On the other hand, only 1.6 percent swear loudly or make offensive hand gestures to other drivers every day. Just over 5 percent are publicly rude around once a week, while just under 9 percent lash out around once a month. However, nearly 54 percent say they’ve never cursed or flipped the bird at a fellow driver.
Car Color and Behind-the-Wheel Aggression
As marketers know, color is powerful: It can affect a person’s mood and even raise or lower blood pressure. But does the color of a person’s car affect how colorful their behavior is behind the wheel?
An assessment of personality based on car color by a color consultant and trend forecaster asserted that drivers of black cars are “powerful” and “elegant” – but our survey revealed that they are the most likely to honk their horn or chew out other drivers. “Outgoing” and “dynamic,” red car owners ranked second for likeliness to get angry, followed by otherwise “calm” or “confident” drivers of blue cars.
Interestingly, our survey revealed that drivers of yellow cars (who tend to be “joyful,” according to the color expert) are by far the least likely to behave angrily toward other drivers.
Aggressive Driving Across Generations
People from each generation have unique traits and outlooks – including their views on aggressive driving. Baby Boomers (ages 52 to 70) are by far most likely to deem loud music aggressive and inconsiderate, while older millennials (ages 25 to 34) are aptest to find it harmless.
Interestingly, younger millennials (ages 18 to 24) are the most likely to view honking as aggressive, while Generation Xers (ages 35-51) are least likely to consider it aggressive.
When it comes to rude hand gestures, again younger millennials are the most likely to feel that flipping the bird is an act of aggression. Baby Boomers are much less likely than every other generation to think it’s harmless, but they do not feel quite as threatened by the gesture.
Courtesy and Rudeness on the Road
Finally, we asked respondents to open up about the behavior they see on the road every day. The verdict? Just under one-fifth of people encounter offensive drivers (who refuse to let them change lanes or merge) virtually every day. Another 36.5 percent run into the issue at least once a week.
As for courteous drivers who slow to let people change lanes or merge?

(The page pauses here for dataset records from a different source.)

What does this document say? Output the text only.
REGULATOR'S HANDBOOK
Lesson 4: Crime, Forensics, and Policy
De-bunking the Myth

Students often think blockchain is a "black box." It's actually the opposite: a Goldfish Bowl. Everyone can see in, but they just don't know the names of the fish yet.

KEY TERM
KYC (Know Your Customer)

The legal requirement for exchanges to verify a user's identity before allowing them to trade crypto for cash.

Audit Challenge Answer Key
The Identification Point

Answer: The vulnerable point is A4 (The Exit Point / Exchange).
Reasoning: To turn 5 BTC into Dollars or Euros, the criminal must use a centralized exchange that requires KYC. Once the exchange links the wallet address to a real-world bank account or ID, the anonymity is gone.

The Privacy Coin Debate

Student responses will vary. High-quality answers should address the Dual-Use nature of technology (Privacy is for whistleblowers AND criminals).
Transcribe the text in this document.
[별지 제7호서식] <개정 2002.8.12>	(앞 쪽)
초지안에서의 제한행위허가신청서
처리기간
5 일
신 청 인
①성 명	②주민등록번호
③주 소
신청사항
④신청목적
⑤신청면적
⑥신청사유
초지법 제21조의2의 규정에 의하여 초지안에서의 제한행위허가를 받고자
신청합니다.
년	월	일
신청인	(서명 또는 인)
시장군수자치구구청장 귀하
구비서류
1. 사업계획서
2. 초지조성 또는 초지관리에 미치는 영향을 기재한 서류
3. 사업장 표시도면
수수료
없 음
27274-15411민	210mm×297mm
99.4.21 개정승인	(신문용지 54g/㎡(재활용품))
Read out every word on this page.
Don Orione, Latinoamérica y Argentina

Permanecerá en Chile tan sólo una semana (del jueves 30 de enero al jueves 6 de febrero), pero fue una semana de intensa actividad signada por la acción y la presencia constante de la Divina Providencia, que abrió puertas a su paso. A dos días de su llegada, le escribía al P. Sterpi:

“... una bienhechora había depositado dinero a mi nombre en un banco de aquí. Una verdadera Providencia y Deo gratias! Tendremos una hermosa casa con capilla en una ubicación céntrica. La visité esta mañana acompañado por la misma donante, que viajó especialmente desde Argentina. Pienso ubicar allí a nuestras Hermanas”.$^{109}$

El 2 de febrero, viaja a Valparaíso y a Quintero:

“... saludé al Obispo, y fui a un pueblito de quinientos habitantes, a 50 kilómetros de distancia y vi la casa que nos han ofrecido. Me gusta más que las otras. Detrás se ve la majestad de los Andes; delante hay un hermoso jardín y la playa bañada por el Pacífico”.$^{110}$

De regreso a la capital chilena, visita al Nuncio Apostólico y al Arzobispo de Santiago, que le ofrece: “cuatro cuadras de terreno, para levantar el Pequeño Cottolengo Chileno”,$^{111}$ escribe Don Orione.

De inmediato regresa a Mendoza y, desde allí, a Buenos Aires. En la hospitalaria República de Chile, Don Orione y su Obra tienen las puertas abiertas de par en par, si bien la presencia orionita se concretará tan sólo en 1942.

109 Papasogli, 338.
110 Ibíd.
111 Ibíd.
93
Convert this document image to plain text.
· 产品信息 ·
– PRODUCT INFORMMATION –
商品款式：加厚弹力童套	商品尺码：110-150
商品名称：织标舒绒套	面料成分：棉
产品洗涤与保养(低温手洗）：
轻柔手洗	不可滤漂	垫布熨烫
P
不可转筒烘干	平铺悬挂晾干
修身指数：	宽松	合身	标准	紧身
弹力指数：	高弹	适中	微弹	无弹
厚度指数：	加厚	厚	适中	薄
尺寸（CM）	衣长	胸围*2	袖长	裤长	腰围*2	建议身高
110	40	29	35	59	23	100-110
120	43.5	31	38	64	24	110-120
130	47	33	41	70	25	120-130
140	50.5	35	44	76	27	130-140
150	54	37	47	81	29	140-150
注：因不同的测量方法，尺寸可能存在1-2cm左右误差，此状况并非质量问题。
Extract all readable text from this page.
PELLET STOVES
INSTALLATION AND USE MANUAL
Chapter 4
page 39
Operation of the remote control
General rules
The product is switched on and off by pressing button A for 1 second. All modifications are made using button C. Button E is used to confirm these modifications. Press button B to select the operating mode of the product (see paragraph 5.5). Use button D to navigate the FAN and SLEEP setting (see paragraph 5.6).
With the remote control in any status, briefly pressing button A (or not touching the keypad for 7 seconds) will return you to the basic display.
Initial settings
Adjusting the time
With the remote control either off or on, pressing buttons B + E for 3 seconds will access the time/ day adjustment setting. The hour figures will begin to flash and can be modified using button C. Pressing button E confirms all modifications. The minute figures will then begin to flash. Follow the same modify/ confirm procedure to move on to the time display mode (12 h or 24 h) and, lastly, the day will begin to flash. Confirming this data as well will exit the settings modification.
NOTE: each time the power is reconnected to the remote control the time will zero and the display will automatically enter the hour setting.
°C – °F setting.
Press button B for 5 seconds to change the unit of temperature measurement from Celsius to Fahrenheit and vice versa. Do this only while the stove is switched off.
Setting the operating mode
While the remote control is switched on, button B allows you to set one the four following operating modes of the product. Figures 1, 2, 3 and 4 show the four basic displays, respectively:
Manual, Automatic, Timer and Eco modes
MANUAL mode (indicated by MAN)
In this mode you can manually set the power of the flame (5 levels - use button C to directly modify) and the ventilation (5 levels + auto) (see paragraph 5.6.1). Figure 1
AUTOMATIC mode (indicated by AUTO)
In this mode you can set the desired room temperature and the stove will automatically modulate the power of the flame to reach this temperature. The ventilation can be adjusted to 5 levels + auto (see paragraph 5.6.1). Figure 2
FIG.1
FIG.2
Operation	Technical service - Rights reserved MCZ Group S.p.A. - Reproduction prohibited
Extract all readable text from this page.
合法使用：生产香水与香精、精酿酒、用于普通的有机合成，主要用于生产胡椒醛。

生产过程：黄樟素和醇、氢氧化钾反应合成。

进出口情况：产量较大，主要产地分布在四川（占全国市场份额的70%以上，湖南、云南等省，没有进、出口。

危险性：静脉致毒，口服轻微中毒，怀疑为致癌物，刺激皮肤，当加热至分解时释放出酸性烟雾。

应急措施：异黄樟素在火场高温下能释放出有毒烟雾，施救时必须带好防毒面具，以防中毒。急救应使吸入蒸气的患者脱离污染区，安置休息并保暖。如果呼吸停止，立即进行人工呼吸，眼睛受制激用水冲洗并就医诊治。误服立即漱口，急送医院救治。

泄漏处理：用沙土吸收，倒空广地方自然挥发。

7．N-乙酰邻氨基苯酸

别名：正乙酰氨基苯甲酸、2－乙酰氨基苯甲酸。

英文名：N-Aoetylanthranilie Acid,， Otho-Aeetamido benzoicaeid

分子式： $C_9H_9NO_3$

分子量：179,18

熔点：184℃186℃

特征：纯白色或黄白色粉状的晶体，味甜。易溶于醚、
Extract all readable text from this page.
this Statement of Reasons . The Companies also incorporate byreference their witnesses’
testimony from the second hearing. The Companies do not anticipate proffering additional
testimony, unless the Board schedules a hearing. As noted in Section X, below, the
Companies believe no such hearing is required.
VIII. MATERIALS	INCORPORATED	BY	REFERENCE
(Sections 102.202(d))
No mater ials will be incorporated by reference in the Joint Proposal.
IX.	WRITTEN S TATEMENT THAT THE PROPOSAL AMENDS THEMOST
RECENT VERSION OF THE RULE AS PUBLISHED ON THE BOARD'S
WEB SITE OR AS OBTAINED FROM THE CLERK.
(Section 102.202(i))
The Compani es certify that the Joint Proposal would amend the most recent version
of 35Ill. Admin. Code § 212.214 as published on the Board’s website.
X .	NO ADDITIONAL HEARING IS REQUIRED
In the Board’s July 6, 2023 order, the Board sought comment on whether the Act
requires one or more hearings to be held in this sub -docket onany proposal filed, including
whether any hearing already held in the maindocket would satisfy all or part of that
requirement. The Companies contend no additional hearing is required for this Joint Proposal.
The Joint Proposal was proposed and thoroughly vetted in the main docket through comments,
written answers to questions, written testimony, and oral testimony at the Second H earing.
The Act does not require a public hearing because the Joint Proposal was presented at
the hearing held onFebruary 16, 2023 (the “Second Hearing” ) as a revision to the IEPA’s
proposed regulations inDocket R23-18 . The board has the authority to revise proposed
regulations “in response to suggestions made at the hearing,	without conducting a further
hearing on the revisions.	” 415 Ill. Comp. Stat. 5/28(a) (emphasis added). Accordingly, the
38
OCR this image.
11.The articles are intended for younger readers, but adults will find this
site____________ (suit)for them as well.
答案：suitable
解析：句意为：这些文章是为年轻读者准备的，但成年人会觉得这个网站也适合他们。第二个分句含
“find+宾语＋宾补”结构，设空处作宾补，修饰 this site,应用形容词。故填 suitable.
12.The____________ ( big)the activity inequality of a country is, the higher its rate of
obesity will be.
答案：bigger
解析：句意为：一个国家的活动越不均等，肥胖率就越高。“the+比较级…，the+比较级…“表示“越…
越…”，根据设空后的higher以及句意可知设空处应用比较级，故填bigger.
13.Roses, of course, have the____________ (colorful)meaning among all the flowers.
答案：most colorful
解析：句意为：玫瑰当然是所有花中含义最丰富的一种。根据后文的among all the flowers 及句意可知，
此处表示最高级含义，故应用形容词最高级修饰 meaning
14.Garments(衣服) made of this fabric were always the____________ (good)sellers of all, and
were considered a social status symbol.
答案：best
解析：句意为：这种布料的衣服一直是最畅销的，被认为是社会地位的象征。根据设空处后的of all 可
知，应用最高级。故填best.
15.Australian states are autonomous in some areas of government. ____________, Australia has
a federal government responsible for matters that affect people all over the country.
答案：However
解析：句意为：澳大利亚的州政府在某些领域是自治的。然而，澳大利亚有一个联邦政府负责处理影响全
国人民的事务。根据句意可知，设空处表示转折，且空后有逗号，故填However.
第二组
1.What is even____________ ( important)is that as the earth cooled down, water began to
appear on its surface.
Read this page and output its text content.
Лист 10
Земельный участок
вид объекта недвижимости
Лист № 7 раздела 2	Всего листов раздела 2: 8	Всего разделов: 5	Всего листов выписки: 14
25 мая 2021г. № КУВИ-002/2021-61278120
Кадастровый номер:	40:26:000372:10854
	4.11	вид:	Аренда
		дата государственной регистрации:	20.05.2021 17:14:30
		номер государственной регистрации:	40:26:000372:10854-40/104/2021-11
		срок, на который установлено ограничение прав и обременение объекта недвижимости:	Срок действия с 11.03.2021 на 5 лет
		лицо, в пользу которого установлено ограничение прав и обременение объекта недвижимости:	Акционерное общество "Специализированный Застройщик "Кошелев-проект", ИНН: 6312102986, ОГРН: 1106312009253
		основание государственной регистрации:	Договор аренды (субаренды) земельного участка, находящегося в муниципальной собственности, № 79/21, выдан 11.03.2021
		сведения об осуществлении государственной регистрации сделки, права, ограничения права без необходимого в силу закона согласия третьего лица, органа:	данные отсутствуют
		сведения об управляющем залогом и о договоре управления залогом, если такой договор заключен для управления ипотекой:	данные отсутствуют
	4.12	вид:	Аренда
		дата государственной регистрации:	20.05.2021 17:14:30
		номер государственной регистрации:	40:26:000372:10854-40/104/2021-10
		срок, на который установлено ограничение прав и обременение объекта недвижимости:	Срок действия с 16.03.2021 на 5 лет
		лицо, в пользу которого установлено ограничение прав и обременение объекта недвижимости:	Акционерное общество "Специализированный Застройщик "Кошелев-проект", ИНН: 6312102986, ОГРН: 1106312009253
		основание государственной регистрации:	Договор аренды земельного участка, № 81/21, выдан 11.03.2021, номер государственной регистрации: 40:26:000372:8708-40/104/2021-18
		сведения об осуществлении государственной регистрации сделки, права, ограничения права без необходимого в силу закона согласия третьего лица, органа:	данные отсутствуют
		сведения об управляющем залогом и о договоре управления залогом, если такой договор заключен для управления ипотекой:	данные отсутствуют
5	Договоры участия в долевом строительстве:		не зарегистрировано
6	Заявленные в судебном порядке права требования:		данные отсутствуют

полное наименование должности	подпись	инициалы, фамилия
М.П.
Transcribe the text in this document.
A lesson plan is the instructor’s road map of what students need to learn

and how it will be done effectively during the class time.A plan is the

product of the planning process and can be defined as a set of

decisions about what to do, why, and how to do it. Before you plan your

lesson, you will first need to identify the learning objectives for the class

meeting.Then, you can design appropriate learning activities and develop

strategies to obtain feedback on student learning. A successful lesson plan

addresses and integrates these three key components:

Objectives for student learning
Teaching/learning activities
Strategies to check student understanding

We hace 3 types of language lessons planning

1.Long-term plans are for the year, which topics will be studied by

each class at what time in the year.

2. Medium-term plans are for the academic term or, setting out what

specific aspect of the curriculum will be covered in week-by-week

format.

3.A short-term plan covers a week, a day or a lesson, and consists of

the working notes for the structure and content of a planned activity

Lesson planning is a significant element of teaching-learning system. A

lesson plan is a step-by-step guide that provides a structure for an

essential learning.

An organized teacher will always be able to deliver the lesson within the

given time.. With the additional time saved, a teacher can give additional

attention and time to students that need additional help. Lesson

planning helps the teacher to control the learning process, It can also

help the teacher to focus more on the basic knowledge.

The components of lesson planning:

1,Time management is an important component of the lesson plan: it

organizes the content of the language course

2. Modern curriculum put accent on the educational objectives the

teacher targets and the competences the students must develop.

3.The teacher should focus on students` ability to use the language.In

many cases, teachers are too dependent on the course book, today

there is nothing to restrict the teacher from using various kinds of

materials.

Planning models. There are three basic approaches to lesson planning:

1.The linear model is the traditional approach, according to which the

Just over 16 percent experience this daily, while nearly 47 percent encounter kindness on the road once a week. It’s clear in this situation at least, that courtesy rules.
Dealing With Aggressive Drivers
As our survey reveals, definitions of harmless and aggressive driving can vary widely. Among factors that might color our opinions? Location, age, gender – and perhaps even the type and color of our own cars!
You can model courteous behavior on the road, but you can’t change other drivers’ behavior – however, you’re in charge of how you respond. If you encounter a driver who is behaving aggressively, try to avoid them at all costs. Don’t respond to gestures or even look at them. If the situation escalates, call 9-1-1 to provide a vehicle description and travel location.
Your behavior (and responses to bad behavior) can go a long way toward making the road a safer place for everyone.
We surveyed 2,089 drivers in the U.S. between May 12 and May 15, 2016. Respondents were between the ages of 18 and 75 and came from all 50 states, plus the District of Columbia. They were 47.5% female and 52.5% male.